Why? Because from the age of 6 to 18, our kids live mostly in what I call Soft America--the part of our society where there is little competition and accountability. In contrast, most Americans in the 12 years between ages 18 and 30 live mostly in Hard America--the part of American life subject to competition and accountability; the military trains under live fire. Soft America seeks to instill self-esteem. Hard America plays for keeps.

Soft America took over much of society because in the early and middle 20th century, America seemed to many people to be too Hard. Not many kids made it up the educational and job ladders. Much work was hard labor, and in the 1930s, jobs were scarce and charity inadequate. Educators wanted to make schools Soft, and New Dealers wanted to shield people from the marketplace with strong unions and Social Security. By the 1970s Soft America was trying to Soften Hard America with guaranteed incomes, job tenure, and comparable worth (bureaucrats, not markets, setting salaries).
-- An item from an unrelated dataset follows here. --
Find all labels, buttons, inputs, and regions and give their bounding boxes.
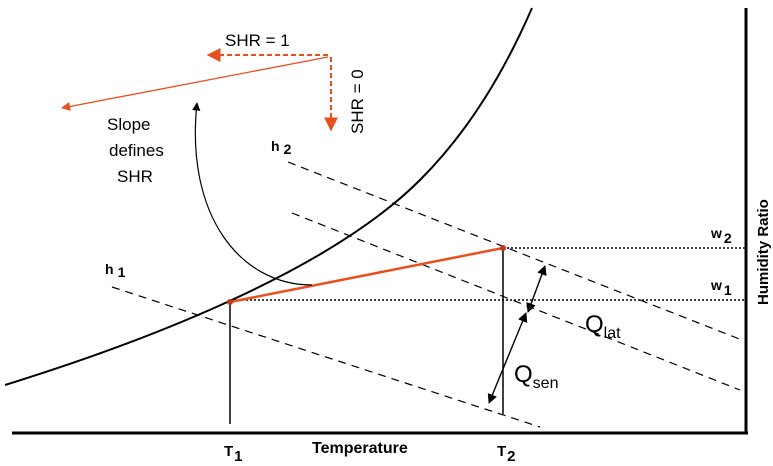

In the 1980s and 1990s Hard America fought back. Surging private-sector growth brushed aside attempts to Soften the Hard economy. The military, hobbled by public contempt after Vietnam, built a voluntary force in which people could gain benefits and honor by performing. Politicians started passing laws to make the people who run the schools accountable for results. A sensible society wants to keep some part of itself Soft: We don't want to subject kindergartners to the rigors of the Marine Corps or to leave old people helpless and uncared for. But a sensible society also understands--and the military has been driving home the lesson--that Soft America lives off the productivity, creativity, and competence of Hard America. And that we have the luxury of keeping part of our society Soft only if we keep most of it Hard.
 


And so, the debate continues.  Note how each refers to "American Values" but they don't define the same ones.
"American Trinity" http://www.youtube.com/watch?v=Nn4IH3yng4k

And even when the same word is used, it is not the same definition.  The same as when the country started.